Remember me.

“I don't want viewers to discover; I want them to recognize.”

— Christian Boltanski

In 2015 I began a combinatorial project, Remember me. a collective narrative in found words and photographs, to respond to the divisive tone emerging in our country. Since then, I have hand-embroidered over 1,200 found family photographs with texts copied from anonymously-written obituaries. My intent is to reflect our personal truths, through photos and words, in the lives of others. This abundance and accumulation of the vernacular illustrates that there is more that connects than separates us—that we are more alike than different.

“Every photograph is a certificate of presence.”

— Roland Barthes

“The ultimate wisdom of the photographic image is to say: ‘There is the surface. Now—think—or rather feel, intuit—what is beyond it, what the reality must be like if it looks this way.’ Photographs, which cannot themselves explain anything, are inexhaustible invitations to deduction, speculation, and fantasy.”

— Susan Sontag

These embroidered photos formed part of a recent immersive installation at the Yellowstone Art Museum, Billings, Montana. Framed photos accompanied by refurbished thrift store mid-century furniture, knickknacks and mounds of found, anonymously hand-crocheted doilies and afghans, alluded to familiar domestic spaces. This accumulation of collected and remixed memories called attention to the universal aspects of human experience. The nostalgia evoked created positive feelings and promoted social connectedness.
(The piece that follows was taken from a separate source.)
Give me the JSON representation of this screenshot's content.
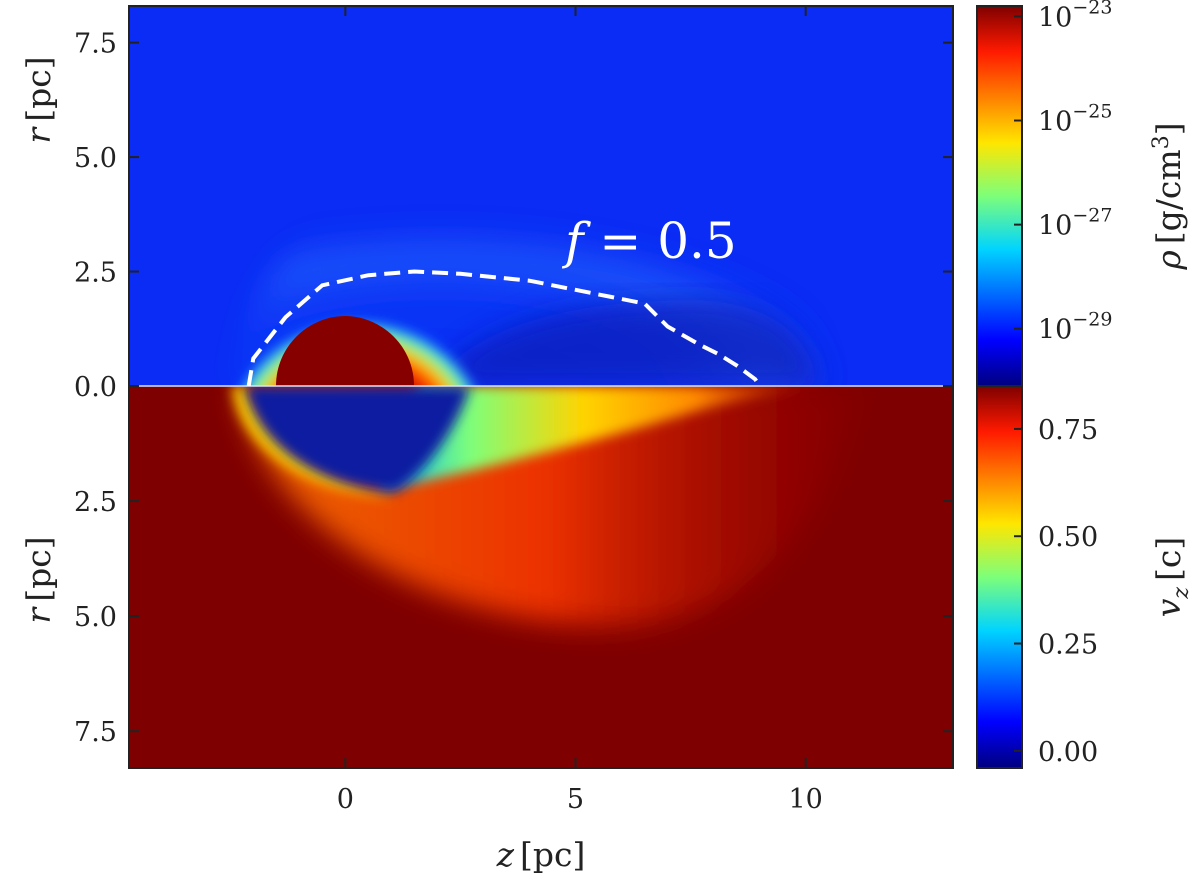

Montana-based Jane Waggoner Deschner has been an exhibiting artist for forty years; for the last twenty her medium has been the found family photograph. Her work has been shown in numerous venues including Robert Mann Gallery, NYC; Fort Collins Museum of Art, CO; University of Michigan-Dearborn; Missoula Art Museum, MT; Churchill Arts, Fallon, NV; and other galleries and museums. Her large solo immersive installation Remember me. at the Yellowstone Art Museum, Billings, Montana, closed in January 2023. Deschner’s piece about Congresswoman Stephanie Murphy was highlighted in In Her Hands, an invitational exhibition that focused on progressive women politicians at Robert Mann Gallery, NYC, through summer 2018. In 2019 and 2020, her work was selected for inclusion in two Kris Graves Project publications, Not Wrong No 2—Solace and On Death: the book. In December 2019, she was selected by the Montana Arts Council as an Artist Innovation Award recipient, and in 2022 received a $10,000 ARPA grant.

Deschner earned an MFA from Vermont College of Fine Arts in 2001. After growing up in Kansas, she moved to Montana in 1977 where she currently lives. In addition to being a mixed media artist, she works as an exhibition installer, graphic designer, photographer, curator, instructor and picture framer.